We give up too easily

Recently, an article published in “Psychology Today” caught my attention because it echoes the widely popular book, “Lean In” by Facebook executive Sheryl Sandberg but also because it explains one of the main questions behind WikidGRRLs: why do girls give up on technology?

In Sandberg’s now famous book, which can be easily summed up by watching her viral 2010 TED video (see below), we find that the structural inequality between men and women in the workplace is in part due to women’s own mis perceptions of themselves: in other words, they themselves believe the chauvinist underlying messages that they grow up with: that they are not good enough, not able to make it “to the top”, etc. Instead, Sandberg suggests that if women stop doubting themselves so much, and ask for what they genuinely deserve, they would find success is within their reach.

This time, the social psychologist Heidi Grant Halvorson points out the results of recent research which has shown that women’s baseless self-doubts commence early on, specifically in grade five. She emphasizes: “We judge our own abilities not only more harshly, but fundamentally differently, than men do.” Halvorson points out a specific experiment which showed that 

bright girls, when given something to learn that was particularly foreign or complex, were quick to give up–and the higher the girls’ IQ, the more likely they were to throw in the towel. In fact, the straight-A girls showed the most helpless responses. Bright boys, on the other hand, saw the difficult material as a challenge, and found it energizing. They were more likely to redouble their efforts, rather than give up.

This is particularly alarming for educators as they should see how much these instinctual differences between girls’ and boys’ perceptions of difficulty and talent impact the performance and self-image of girls later on in life.
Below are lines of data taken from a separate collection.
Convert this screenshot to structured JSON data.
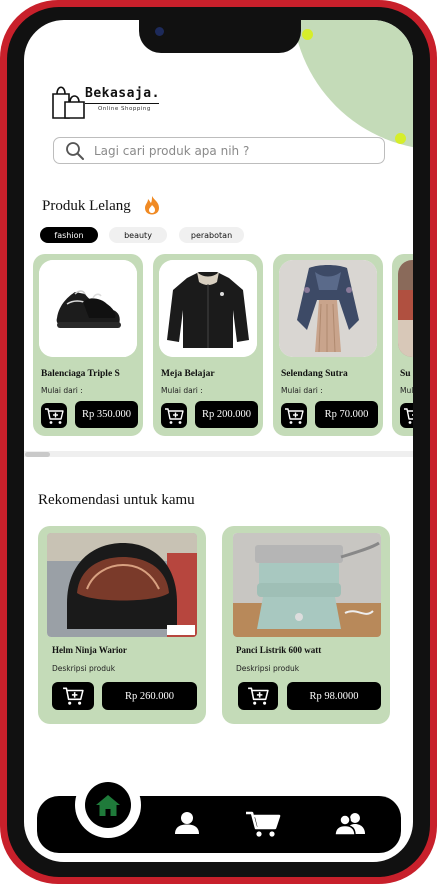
{
  "app": {
    "logo_text": "Bekasaja.",
    "logo_tagline": "Online Shopping"
  },
  "search": {
    "placeholder": "Lagi cari produk apa nih ?"
  },
  "auction": {
    "title": "Produk Lelang",
    "categories": [
      {
        "label": "fashion",
        "active": true
      },
      {
        "label": "beauty",
        "active": false
      },
      {
        "label": "perabotan",
        "active": false
      }
    ],
    "items": [
      {
        "name": "Balenciaga Triple S",
        "sub": "Mulai dari :",
        "price": "Rp 350.000"
      },
      {
        "name": "Meja Belajar",
        "sub": "Mulai dari :",
        "price": "Rp 200.000"
      },
      {
        "name": "Selendang Sutra",
        "sub": "Mulai dari :",
        "price": "Rp 70.000"
      },
      {
        "name": "Su",
        "sub": "Mul",
        "price": ""
      }
    ]
  },
  "recommend": {
    "title": "Rekomendasi untuk kamu",
    "items": [
      {
        "name": "Helm Ninja Warior",
        "sub": "Deskripsi produk",
        "price": "Rp 260.000"
      },
      {
        "name": "Panci Listrik 600 watt",
        "sub": "Deskripsi produk",
        "price": "Rp 98.0000"
      }
    ]
  },
  "icons": {
    "search": "search-icon",
    "flame": "flame-icon",
    "cart_add": "cart-add-icon",
    "home": "home-icon",
    "profile": "person-icon",
    "cart": "cart-icon",
    "community": "users-icon"
  },
  "colors": {
    "frame": "#c8202b",
    "card": "#c4dbb8",
    "accent_dot": "#d6ee2a",
    "home_green": "#1f7a3a",
    "flame": "#f08a24"
  }
}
If educators are aware of this, they can catch it and nip it in the bud by encouraging girls to work hard and explaining as clearly as possible that while they may have “inherited” some talents, they are just as able to develop and hone new skills if they try hard. The findings Halvorson discusses echo yet another point made by Sandberg: that once they are adults and have reached some kind of career success,  

Men attribute success to themselves, and women attribute it to other external factors. 

These two findings brewed together produce a perfect storm: as girls, we tend to think that our talents are innate and too difficult to develop by effort and practice, so we underperform compared to boys, even though we may have been brighter than them to begin with. Then once we enter the workforce, we “grow up to be too hard on ourselves” believing that we “don’t have what it takes” (since we only have what we were miraculously endowed with at birth). If by some miracle we still succeed, we then see it as attributable to external causes (since how could our measly talents have produced this amazing success?) rather than ourselves.

Reference: Grant Halvorson, Heidi. 2011. The Trouble With Bright Girls, in Psychology Today.